An Analysis of the AQuA Algebra Word Problem Dataset

1/7/2018

The AQuA Dataset

DeepMind has recently released AQuA, a dataset of multiple-choice algebra word problems to test the state of the art of deep learning techniques today.

Why Algebra Word Problems?

While deep learning has had great success in tasks such as image recognition and machine translation, it has had less success in domains that require reasoning. Algebra word problems are an example of a task that deep learning hasn't mastered yet.

DeepMind's Results on AQuA

In their paper Program Induction by Rationale Generation: Learning to Solve and Explain Algebraic Word Problems, DeepMind's model answers 36.4% of the questions in the test set correctly. Since each question is multiple-choice with 5 choices, a random model would be expected to get 20% correct.

Question Variety in AQuA Dataset

I ran an analysis of the AQuA dataset to try to understand the significance of DeepMind's result of 36.4% accuracy.

First I manually looked over the questions to get a sense of the difficulty and variety of questions.

There is a large variety of questions. Here is a sample of two questions:

Question 1: Pascal has 96 miles remaining to complete his cycling trip . If he reduced his current speed by 4 miles per hour , the remainder of the trip would take him 16 hours longer than it would if he increased his speed by 50 % . What is his current speed Z ?

Question 2: What is the greatest possible ( straight line ) distance , between any two points on a hemisphere of radius 6 ?

Since there are large number of question types, it didn't seem promising to attempt to match a fixed number of question templates to the questions, as was done in Kushman 2014.

Baseline Analysis

I ran some basic analyses to see how well simple techniques would do on AQuA.

Find the number values and then guess answer using heuristics

As a simple baseline, I wanted to see how accurate a simple guessing strategy would be.

The strategy is as follows: find the number tokens in the question. Then do basic +, -, *, / combos and see if these guesses match any of the answer options.

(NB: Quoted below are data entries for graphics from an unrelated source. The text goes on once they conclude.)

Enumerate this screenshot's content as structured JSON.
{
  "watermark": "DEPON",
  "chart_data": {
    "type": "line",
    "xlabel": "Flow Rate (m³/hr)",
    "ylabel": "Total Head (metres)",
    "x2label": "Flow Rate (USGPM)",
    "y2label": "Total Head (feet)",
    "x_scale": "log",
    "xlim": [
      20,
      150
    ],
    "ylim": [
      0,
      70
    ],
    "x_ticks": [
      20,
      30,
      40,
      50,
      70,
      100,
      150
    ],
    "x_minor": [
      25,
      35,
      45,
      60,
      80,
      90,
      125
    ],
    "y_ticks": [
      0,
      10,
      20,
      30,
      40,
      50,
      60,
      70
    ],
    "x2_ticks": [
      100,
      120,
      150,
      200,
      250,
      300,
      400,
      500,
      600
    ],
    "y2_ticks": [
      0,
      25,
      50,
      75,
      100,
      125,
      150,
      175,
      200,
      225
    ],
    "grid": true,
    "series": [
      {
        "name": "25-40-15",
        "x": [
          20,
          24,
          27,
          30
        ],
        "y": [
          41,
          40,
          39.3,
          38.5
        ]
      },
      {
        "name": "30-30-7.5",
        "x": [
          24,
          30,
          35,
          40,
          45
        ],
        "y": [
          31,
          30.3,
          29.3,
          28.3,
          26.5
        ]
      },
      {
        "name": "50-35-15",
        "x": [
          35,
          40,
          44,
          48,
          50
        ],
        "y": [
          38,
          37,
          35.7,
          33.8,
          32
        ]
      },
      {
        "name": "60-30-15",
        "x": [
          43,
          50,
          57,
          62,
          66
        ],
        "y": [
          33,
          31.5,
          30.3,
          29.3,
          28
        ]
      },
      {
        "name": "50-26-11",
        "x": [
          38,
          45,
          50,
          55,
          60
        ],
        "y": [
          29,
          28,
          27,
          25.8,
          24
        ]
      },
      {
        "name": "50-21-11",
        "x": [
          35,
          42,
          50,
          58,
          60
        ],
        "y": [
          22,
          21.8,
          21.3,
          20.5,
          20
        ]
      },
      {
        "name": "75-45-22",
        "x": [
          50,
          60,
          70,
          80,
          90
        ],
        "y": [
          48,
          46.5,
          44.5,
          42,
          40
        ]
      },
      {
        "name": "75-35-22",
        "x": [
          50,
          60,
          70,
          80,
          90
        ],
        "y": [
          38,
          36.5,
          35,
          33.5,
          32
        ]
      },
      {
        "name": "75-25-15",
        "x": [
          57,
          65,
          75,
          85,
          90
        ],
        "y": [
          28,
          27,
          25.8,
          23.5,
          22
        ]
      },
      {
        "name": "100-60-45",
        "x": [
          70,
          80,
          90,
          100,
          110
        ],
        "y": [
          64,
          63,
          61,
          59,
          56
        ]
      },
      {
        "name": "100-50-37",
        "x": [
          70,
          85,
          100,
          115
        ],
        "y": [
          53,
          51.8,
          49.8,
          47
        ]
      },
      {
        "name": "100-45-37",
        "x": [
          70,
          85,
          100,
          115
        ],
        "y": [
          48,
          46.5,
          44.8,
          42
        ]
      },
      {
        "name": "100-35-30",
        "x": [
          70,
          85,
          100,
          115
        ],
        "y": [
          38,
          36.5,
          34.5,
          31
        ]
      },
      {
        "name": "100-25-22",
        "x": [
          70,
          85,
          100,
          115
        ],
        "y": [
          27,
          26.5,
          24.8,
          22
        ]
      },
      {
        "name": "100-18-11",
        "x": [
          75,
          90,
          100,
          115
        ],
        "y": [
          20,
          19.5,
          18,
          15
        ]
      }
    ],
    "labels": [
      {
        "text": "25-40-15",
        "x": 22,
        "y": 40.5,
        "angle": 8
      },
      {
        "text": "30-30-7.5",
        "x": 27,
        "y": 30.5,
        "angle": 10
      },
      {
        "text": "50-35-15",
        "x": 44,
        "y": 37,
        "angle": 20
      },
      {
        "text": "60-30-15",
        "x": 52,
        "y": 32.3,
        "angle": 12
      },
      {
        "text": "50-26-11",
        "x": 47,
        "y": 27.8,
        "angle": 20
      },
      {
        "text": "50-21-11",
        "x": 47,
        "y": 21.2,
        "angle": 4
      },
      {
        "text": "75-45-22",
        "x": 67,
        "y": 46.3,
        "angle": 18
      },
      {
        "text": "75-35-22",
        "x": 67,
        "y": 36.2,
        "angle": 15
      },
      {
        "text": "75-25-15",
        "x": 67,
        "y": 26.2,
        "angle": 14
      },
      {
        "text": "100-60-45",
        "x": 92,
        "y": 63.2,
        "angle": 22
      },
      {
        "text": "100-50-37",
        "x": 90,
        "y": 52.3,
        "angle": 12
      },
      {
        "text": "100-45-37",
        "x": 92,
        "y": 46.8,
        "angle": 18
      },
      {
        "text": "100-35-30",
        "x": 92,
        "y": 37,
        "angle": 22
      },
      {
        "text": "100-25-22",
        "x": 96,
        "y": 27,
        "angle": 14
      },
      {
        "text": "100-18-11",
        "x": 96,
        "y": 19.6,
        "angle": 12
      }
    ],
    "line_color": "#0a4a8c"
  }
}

The full details are in the Github code, but here are some basic results on the training data.

Total number of questions: 97467

Questions with at least one percentage value: 13215

Questions with exactly one generated guess: 16246
Number of questions with correct guess: 5415

Questions with at least one generated guess: 37367
Number of questions with correct guess: 19932

The upshot: AQuA is a dataset where a simple guessing strategy will not suffice. It is time to dig in and start making progress.

Github Link

https://github.com/ridddlr/AQuA-analysis

Next Steps

Use existing deep learning techniques to categorize the problems and enable more accurate answering strategies.